Başbakanlık Genelgesi’nde sözü geçen “bakıma muhtaç olan” ibaresinin ağır engellilik olduğu artık bilinmekte. Engelli sağlık raporunda “ağır engelli” ibaresi olan yakını bulunanların günlük izinlerinde kolaylık sağlayacak ve nöbet tutmamalarının önünü açacak bir yasal düzenlemeye ihtiyaç var. Bu düzenlemenin yasa ile sağlanması ve kanımca yasanın sadece kamu çalışanları için değil, işçi-memur ayrımı yapmadan her çalışan için geçerli kılınması esas olmalı.
Türk Silahlı Kuvvetleri geçen yıl Şubat ayında çıkarttığı bir yönetmelikle engelli yakını olan personelini hem eğitim hem de bakım izni konusunda rahatlatmış ve birçok kuruma örnek teşkil edecek düzenlemelere imza atmış bulunuyor. Özel eğitime devam eden çocuğu olan personele haftalık sekiz saat eğitim izni veriliyor. Ayrıca eşi, çocuğu, vasisi olmak ve aynı çatı altında yaşamak şartı ile kardeşi ve yine aynı hanede yaşamak şartı ile anne-babaları ağır engelli olan personele günlük bir saat bakım izni veriliyor. Ayrıca Türk Silahlı Kuvvetleri’nde ağır engelli eş ve çocuğu olan personel nöbetten muaf tutuluyor.
Engelli yakını olanlar için düzenleme yapan diğer bir kurum ise Emniyet Genel Müdürlüğü. Ağır engelli yakını olan personel mesai saatleri dışındaki ek görev ve nöbet hizmetlerinden muaf tutuluyor.
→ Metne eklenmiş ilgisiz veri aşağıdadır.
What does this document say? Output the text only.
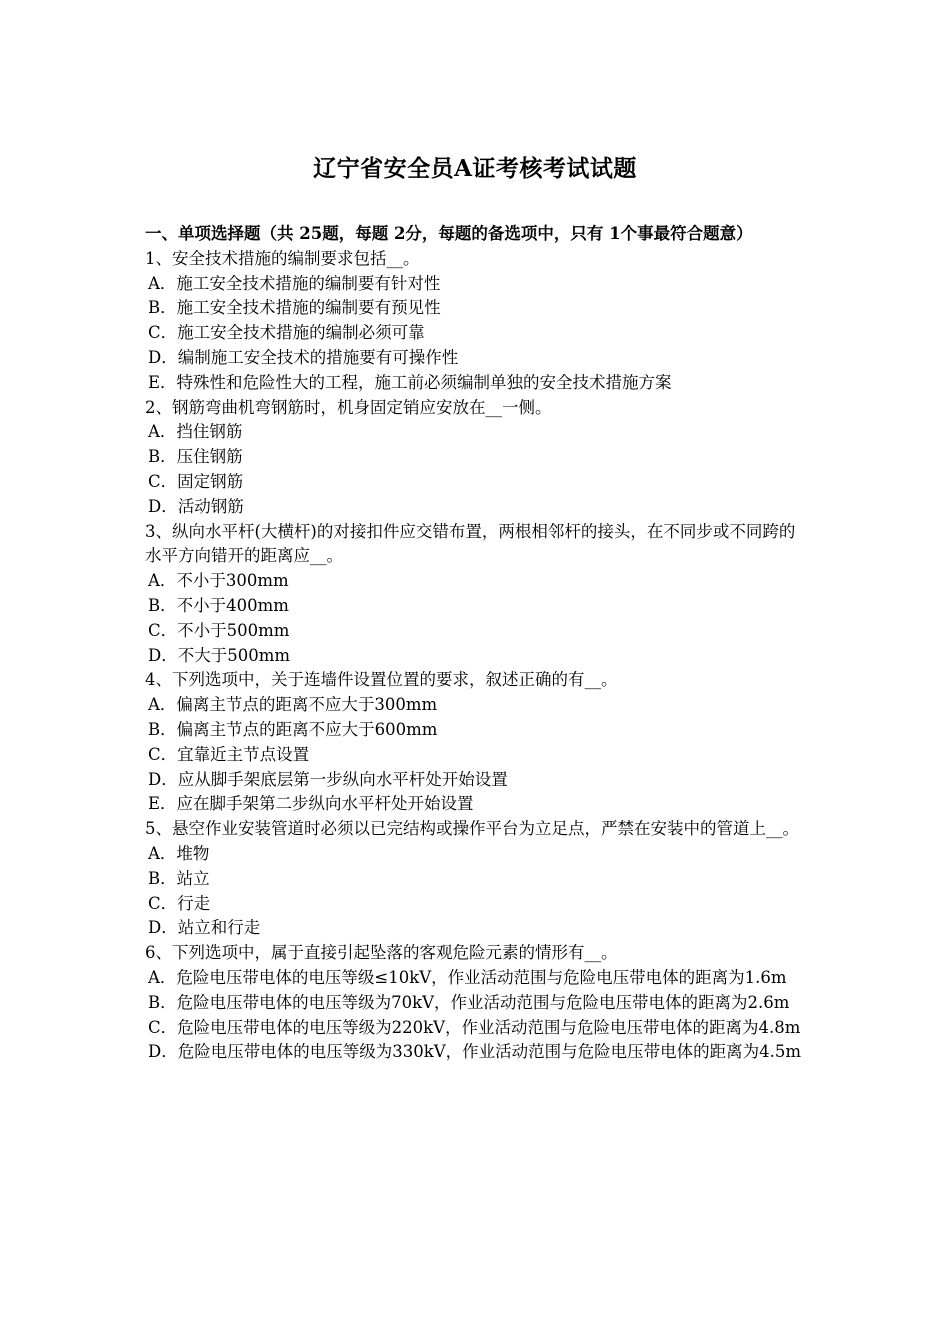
辽宁省安全员A证考核考试试题

一、单项选择题（共 25题，每题 2分，每题的备选项中，只有 1个事最符合题意）

1、安全技术措施的编制要求包括__。

A．施工安全技术措施的编制要有针对性

B．施工安全技术措施的编制要有预见性

C．施工安全技术措施的编制必须可靠

D．编制施工安全技术的措施要有可操作性

E．特殊性和危险性大的工程，施工前必须编制单独的安全技术措施方案

2、钢筋弯曲机弯钢筋时，机身固定销应安放在__一侧。

A．挡住钢筋

B．压住钢筋

C．固定钢筋

D．活动钢筋

3、纵向水平杆(大横杆)的对接扣件应交错布置，两根相邻杆的接头，在不同步或不同跨的水平方向错开的距离应__。

A．不小于300mm

B．不小于400mm

C．不小于500mm

D．不大于500mm

4、下列选项中，关于连墙件设置位置的要求，叙述正确的有__。

A．偏离主节点的距离不应大于300mm

B．偏离主节点的距离不应大于600mm

C．宜靠近主节点设置

D．应从脚手架底层第一步纵向水平杆处开始设置

E．应在脚手架第二步纵向水平杆处开始设置

5、悬空作业安装管道时必须以已完结构或操作平台为立足点，严禁在安装中的管道上__。

A．堆物

B．站立

C．行走

D．站立和行走

6、下列选项中，属于直接引起坠落的客观危险元素的情形有__。

A．危险电压带电体的电压等级≤10kV，作业活动范围与危险电压带电体的距离为1.6m

B．危险电压带电体的电压等级为70kV，作业活动范围与危险电压带电体的距离为2.6m

C．危险电压带电体的电压等级为220kV，作业活动范围与危险电压带电体的距离为4.8m

D．危险电压带电体的电压等级为330kV，作业活动范围与危险电压带电体的距离为4.5m
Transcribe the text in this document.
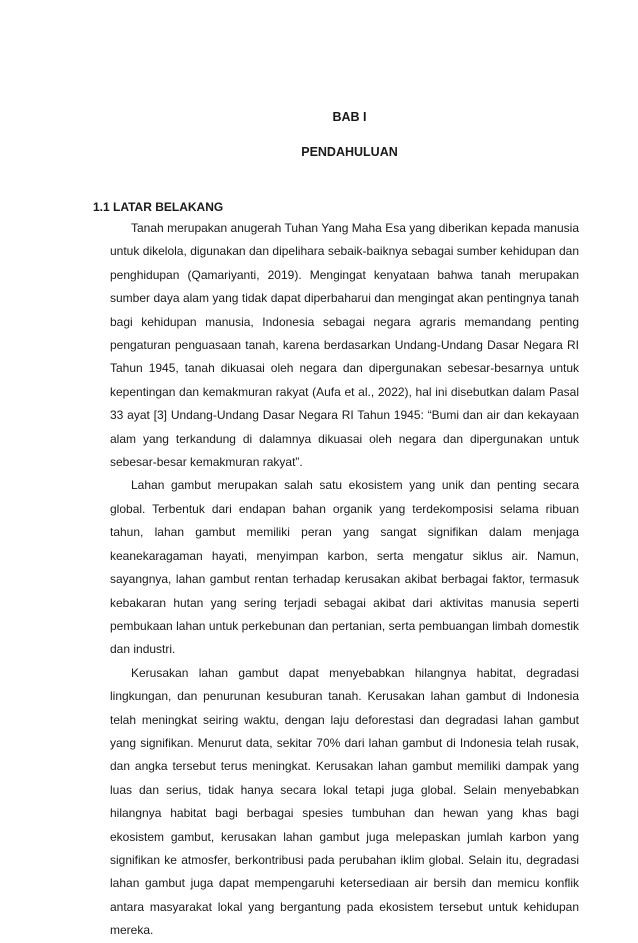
BAB I
PENDAHULUAN
1.1 LATAR BELAKANG

Tanah merupakan anugerah Tuhan Yang Maha Esa yang diberikan kepada manusia untuk dikelola, digunakan dan dipelihara sebaik-baiknya sebagai sumber kehidupan dan penghidupan (Qamariyanti, 2019). Mengingat kenyataan bahwa tanah merupakan sumber daya alam yang tidak dapat diperbaharui dan mengingat akan pentingnya tanah bagi kehidupan manusia, Indonesia sebagai negara agraris memandang penting pengaturan penguasaan tanah, karena berdasarkan Undang-Undang Dasar Negara RI Tahun 1945, tanah dikuasai oleh negara dan dipergunakan sebesar-besarnya untuk kepentingan dan kemakmuran rakyat (Aufa et al., 2022), hal ini disebutkan dalam Pasal 33 ayat [3] Undang-Undang Dasar Negara RI Tahun 1945: “Bumi dan air dan kekayaan alam yang terkandung di dalamnya dikuasai oleh negara dan dipergunakan untuk sebesar-besar kemakmuran rakyat”.

Lahan gambut merupakan salah satu ekosistem yang unik dan penting secara global. Terbentuk dari endapan bahan organik yang terdekomposisi selama ribuan tahun, lahan gambut memiliki peran yang sangat signifikan dalam menjaga keanekaragaman hayati, menyimpan karbon, serta mengatur siklus air. Namun, sayangnya, lahan gambut rentan terhadap kerusakan akibat berbagai faktor, termasuk kebakaran hutan yang sering terjadi sebagai akibat dari aktivitas manusia seperti pembukaan lahan untuk perkebunan dan pertanian, serta pembuangan limbah domestik dan industri.

Kerusakan lahan gambut dapat menyebabkan hilangnya habitat, degradasi lingkungan, dan penurunan kesuburan tanah. Kerusakan lahan gambut di Indonesia telah meningkat seiring waktu, dengan laju deforestasi dan degradasi lahan gambut yang signifikan. Menurut data, sekitar 70% dari lahan gambut di Indonesia telah rusak, dan angka tersebut terus meningkat. Kerusakan lahan gambut memiliki dampak yang luas dan serius, tidak hanya secara lokal tetapi juga global. Selain menyebabkan hilangnya habitat bagi berbagai spesies tumbuhan dan hewan yang khas bagi ekosistem gambut, kerusakan lahan gambut juga melepaskan jumlah karbon yang signifikan ke atmosfer, berkontribusi pada perubahan iklim global. Selain itu, degradasi lahan gambut juga dapat mempengaruhi ketersediaan air bersih dan memicu konflik antara masyarakat lokal yang bergantung pada ekosistem tersebut untuk kehidupan mereka.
Ayrıca, bu personele günlük izinlerde de kolaylık sağlanıyor.
Türk Silahlı Kuvvetleri ve Emniyet Genel Müdürlüğü’nün personelinin moral ve motivasyonlarını yükseltecek önlemler alması dileriz tüm kurumlara örnek olur. Tüm çalışanları rahatlatacak girişim ise Aile ve Sosyal Politikalar Bakanlığı’nın bu soruna sahip çıkması olacaktır. Bakanlığın yasal düzenleme için gerekli hassasiyeti göstereceğini, bana ulaşan ve bu sorunun bir an önce çözülmesini bekleyen aileler adına umuyorum.
Engellerimizi hissettirmeyecek engelsiz bir yaşam dileği ile…
NOT: Sivil Memurlar Sendikası (SİME-SEN) Engelliler Komisyon Başkanı ve GATA Engelli Danışma ve Koordinasyon Birimi’nde görevli Yüksek Hemşire Ayşe Sarı’ya bu yazıda kullandığım bilgiler için teşekkür ediyorum.